Busy bees keep gardens growing

The new Lawrence Arboretum features two ponds, an observation deck, a gazebo, paved paths and a wildflower garden that includes this Little

From a Kansas gardener’s perspective, Sunday was a perfect day. The temperature topped out just above 80 degrees, and a cool breeze combined with just enough cloud cover kept the sun from feeling hot. Even better, the forecast called for rain at mid-week, eight days after the last precipitation at my house.

If we could order up weather like pizzas, we would want late May and early June to be a series of days just like Sunday, with a rain shower every week or so.

When the temperatures are in the low to mid-80s, the ground warms to encourage germination and plant growth. Most importantly, vegetables like this kind of weather for producing blossoms, which is the necessary step for setting fruit. When temperatures pass the high 80s, this process shuts down for many vegetables – tomatoes included.
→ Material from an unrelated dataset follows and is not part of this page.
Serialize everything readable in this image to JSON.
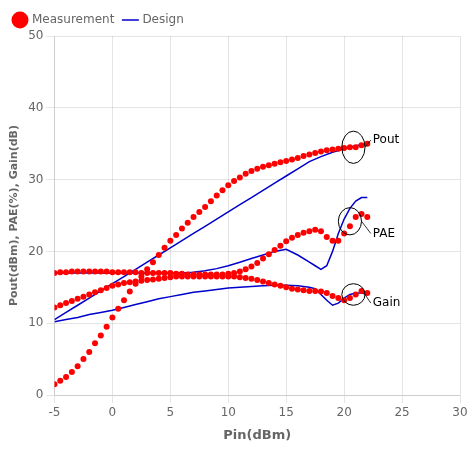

Even in indeterminate tomatoes – those that can continue to set fruit through the growing season – heat will flip a switch inside the plant, and blossom-setting will stop. If we have an extreme hot spell in early June, the tomato crop may be smaller than we are used to.

The other noteworthy condition Sunday was the breeze, which probably ranged from 10 to 15 mph where I was. A vegetable gardener cares about this partially because of what a breeze is not – namely a stiff wind that batters plants and dries them out. A gentle breeze also is one method of pollination.

The role of the breeze in pollination will be even more important when sweet corn in area gardens starts producing silks. Pollen from the tassels must be transported to the silks, and this generally is a job for the wind.

Even so, the main pollinator in any garden is the bee. Although when we think of the bee we usually envision the honeybee, many varieties of bees and wasps participate in pollination. Bees feed on pollen and, as they zip from one flowering plant to the next, they also make deposits that enable the production of vegetables. It’s not called “the birds and bees” for nothing.

All vegetable plants that produce a bloom – squash, beans, tomatoes, peppers, cucumbers – depend to varying degrees on bee pollination to produce fruit.

For those of us who have spent our lives being fearful of stinging insects, this is tough news to hear. The idea that we should encourage bees to take up residence nearby has given more than one gardener pause. Certainly, people with medical sensitivity to bee stings should be extra cautious, even to the point of considering a different hobby.

As it happens, I am convinced that the threat of bee sting, even to someone who spends a lot of time in a garden, can be minimized. When bees are working a group of plants, don’t weed there. Walk around the area rather than through it. This is just common sense.

In the 18 years that I have been growing vegetables and tending flowers, I have been stung just once, and it was a fluke. I was cleaning up the fence around my garden and buzzed the trimmer over an underground hornet’s nest. I was swarmed and chased, just like in an old Warner Brothers cartoon, and I ended up in the emergency room. But I lived to garden another day.

The easiest way to make sure that bees frequent your garden is to lure them there with flowers they like. Monarda, also called bee balm, is easy to grow from seed and also can be purchased as a bedding plant. Some varieties will act like perennials; some will reseed. Sunflowers and coreopsis also are bee magnets. Almost anything that produces flowers will work. Because different kinds of bees like different flowers, it’s best to mix it up.

Find a spot near or, better yet, inside your garden where you can establish a small flower bed. When those flowers bloom, you should notice an increase in bee traffic throughout the garden.